There have been a number of projects that have harnessed our familiarity with transit lines to explore demographic variations of cities. For New York, I’ve seen subway rent maps and the New Yorker’s interesting exploration of income inequality. But New York’s financial geography is unique, and I was curious to see what other kinds of patterns would emerge from a similar approach in a different city. So I decided to create a map of Boston that uses T stops to explore data from the American Community Survey (ACS).

Hover a station to see its demographic estimates. Use the search button to find a station by name. Zoom in to see the sampling area around each station.

Some of the results match what you might expect. Generally housing prices and income increase near Central Square, where the transit lines converge. But unlike New York, many of Boston’s expensive and wealthy neighborhoods lie near the edges of the transit system, particularly on the D spur of the green line and the Alewife end of the Red Line. It’s also interesting to note the variations along each line. Once you get past Aquarium, the stations along the Blue Line are all pretty similar in each of these metrics. Stations on the north half of the Orange Line tend to be in more expensive areas than those south of Central Square.

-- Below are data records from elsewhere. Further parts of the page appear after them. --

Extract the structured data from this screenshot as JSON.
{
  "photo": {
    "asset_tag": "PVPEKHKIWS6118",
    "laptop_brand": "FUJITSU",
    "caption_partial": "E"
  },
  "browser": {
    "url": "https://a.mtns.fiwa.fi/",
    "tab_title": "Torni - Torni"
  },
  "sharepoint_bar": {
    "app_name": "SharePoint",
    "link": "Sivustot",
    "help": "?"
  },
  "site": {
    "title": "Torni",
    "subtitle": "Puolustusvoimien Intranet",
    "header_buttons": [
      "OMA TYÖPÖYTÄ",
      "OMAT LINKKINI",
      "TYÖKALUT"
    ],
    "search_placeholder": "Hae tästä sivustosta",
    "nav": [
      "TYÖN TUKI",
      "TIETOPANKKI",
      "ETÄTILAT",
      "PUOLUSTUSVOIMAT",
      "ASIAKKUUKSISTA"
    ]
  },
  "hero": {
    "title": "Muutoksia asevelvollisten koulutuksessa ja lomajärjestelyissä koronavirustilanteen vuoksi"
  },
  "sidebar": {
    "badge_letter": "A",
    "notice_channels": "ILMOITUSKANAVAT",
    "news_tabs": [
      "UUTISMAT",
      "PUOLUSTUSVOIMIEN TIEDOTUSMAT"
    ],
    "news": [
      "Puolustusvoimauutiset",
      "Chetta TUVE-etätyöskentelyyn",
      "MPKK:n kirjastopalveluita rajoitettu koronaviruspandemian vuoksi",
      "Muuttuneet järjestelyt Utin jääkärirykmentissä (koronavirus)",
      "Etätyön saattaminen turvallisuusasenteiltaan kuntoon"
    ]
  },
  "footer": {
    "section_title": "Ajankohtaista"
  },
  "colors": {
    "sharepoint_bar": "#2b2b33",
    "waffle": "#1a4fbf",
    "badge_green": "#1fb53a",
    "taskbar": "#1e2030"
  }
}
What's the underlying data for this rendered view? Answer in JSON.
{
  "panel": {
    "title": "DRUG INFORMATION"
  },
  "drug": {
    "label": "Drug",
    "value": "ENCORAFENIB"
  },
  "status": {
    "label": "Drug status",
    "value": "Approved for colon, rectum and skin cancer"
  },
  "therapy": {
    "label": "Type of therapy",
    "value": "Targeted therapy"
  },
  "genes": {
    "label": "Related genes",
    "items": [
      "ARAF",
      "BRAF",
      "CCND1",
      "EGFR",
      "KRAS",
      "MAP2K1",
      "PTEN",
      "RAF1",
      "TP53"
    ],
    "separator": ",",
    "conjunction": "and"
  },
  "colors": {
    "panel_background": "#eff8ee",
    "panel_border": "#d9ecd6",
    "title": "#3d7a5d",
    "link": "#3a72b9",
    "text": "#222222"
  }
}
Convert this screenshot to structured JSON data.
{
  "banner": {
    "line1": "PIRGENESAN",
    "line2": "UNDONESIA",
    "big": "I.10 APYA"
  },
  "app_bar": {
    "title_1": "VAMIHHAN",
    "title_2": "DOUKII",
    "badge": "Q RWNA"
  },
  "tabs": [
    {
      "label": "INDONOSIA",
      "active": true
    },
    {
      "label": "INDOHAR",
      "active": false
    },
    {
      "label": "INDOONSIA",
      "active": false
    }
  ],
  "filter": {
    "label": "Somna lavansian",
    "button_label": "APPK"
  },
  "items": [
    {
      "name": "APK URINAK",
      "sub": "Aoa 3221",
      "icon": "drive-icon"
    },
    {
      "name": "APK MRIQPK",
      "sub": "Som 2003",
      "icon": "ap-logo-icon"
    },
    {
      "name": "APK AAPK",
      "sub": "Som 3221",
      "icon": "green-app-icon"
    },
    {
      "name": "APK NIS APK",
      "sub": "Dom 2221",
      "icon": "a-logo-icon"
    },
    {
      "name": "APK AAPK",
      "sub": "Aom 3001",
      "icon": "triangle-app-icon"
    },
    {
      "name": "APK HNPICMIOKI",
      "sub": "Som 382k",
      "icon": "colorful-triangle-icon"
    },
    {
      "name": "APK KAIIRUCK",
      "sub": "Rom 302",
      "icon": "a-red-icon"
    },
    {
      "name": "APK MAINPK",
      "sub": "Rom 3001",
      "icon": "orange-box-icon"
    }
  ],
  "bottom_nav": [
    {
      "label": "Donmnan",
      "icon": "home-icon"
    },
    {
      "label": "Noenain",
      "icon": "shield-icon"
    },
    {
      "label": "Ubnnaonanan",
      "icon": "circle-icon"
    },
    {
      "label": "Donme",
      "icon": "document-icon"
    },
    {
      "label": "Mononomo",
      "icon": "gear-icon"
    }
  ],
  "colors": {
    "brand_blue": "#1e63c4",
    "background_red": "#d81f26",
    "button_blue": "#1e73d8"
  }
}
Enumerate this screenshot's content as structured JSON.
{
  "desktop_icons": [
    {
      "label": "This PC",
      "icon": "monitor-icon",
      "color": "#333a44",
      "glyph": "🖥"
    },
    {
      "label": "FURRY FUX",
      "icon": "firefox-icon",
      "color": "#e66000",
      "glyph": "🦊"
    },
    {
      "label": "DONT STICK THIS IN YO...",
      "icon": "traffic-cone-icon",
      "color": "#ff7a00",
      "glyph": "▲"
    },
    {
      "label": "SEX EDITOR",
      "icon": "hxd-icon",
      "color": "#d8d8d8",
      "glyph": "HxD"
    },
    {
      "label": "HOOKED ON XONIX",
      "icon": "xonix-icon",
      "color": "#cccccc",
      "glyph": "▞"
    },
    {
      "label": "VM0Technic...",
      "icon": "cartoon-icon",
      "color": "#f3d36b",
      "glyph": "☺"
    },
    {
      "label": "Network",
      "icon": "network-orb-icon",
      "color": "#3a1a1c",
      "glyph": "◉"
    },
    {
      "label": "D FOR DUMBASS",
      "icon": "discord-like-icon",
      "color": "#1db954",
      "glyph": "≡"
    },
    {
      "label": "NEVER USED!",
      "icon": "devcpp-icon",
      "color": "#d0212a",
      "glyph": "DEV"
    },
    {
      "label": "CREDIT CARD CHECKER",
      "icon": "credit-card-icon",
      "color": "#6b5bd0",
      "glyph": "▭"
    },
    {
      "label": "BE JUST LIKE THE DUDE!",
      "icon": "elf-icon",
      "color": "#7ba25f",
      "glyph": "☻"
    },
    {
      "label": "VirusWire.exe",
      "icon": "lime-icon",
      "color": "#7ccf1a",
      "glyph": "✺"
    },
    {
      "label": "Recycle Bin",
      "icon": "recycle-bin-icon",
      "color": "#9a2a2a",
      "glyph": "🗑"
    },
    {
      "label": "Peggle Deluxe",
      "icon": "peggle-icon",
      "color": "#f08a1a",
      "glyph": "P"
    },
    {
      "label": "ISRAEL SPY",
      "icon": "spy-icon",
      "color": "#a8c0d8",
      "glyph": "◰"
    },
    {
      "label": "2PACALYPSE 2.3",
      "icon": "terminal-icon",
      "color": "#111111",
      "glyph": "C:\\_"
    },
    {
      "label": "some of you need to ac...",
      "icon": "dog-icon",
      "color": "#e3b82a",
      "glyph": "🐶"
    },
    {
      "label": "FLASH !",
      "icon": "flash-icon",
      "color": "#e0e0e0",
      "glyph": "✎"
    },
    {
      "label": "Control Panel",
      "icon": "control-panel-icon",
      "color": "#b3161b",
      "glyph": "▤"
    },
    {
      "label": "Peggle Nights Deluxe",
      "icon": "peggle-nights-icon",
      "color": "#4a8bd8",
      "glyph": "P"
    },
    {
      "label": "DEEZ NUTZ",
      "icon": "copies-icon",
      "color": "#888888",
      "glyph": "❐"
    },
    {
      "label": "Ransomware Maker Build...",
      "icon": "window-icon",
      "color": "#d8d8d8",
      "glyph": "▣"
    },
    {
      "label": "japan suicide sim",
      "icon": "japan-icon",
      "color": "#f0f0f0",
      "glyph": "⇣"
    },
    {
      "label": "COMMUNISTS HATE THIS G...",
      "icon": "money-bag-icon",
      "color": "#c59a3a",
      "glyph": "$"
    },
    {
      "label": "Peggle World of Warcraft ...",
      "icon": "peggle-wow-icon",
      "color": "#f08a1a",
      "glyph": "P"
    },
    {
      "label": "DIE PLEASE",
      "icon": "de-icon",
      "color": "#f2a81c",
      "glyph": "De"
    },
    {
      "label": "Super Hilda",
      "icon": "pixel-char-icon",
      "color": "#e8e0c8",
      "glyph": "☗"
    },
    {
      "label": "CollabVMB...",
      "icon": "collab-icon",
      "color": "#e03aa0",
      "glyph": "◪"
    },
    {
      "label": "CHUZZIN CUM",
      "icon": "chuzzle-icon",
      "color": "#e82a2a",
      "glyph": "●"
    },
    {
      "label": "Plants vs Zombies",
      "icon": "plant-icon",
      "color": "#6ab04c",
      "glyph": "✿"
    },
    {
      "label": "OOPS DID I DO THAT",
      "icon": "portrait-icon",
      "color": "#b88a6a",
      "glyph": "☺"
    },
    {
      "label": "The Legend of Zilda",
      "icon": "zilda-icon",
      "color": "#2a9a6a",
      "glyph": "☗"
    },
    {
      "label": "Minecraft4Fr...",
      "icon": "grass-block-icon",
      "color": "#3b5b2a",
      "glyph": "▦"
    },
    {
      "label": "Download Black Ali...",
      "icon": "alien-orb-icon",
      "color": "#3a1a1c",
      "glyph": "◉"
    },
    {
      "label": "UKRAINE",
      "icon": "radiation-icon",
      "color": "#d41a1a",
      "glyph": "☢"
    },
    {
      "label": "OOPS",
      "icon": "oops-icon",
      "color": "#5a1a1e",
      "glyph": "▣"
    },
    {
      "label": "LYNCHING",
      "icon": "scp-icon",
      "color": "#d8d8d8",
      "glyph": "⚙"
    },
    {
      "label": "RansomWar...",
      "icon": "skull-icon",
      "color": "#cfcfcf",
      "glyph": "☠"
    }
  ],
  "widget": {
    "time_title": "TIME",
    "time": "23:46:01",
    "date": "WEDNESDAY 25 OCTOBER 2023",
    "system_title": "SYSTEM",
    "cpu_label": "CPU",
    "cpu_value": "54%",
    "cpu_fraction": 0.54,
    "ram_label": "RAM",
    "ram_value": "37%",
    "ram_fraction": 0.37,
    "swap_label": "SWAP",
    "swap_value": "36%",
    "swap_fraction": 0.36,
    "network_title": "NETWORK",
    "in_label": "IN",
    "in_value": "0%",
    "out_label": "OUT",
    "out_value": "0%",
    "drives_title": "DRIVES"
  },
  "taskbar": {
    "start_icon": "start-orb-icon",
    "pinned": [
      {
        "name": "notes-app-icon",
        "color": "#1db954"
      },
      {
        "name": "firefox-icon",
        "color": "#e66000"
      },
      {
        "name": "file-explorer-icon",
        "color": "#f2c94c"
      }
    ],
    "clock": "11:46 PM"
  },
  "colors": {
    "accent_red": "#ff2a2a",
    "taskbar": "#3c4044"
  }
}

But all of these trends come with some huge caveats: both the sizes of the circles and the chart and the values in the tables aren’t actually meaningful in a statistical sense. For one thing, reporting just the median value of often widely varying distribution can be misleading. I also made no attempt to distinguish between different types of rental units or homes–for instance, there’s no way to tell if a high gross rent is due to lots of pricey one-bedroom apartments or an excess of modestly-priced three-bedroom rentals. And to make matters worse, what I’ve reported here are actually weighted averages of several different median values, which means that I deliberately assumed uniform distributions in a case where we know that’s not the case.

Despite all that, I still think (and hope) that the map can be useful for finding geographic patterns or trends. For one thing, using T stops provides a familiar model of the city that should allow users to quickly spot potential anomalies or outliers. There are other common sense tests we can use. The fact that the different metrics track together for the most stations (particularly income and home values), for instance, seems like generally a good sign. I hope that the map might also be a spark further questions for investigation and research.

How was this calculated?

The only other similar Boston maps I found were created by real estate companies, and used their own real estate data for mapping rent and home prices. I decided to use data from the ACS instead.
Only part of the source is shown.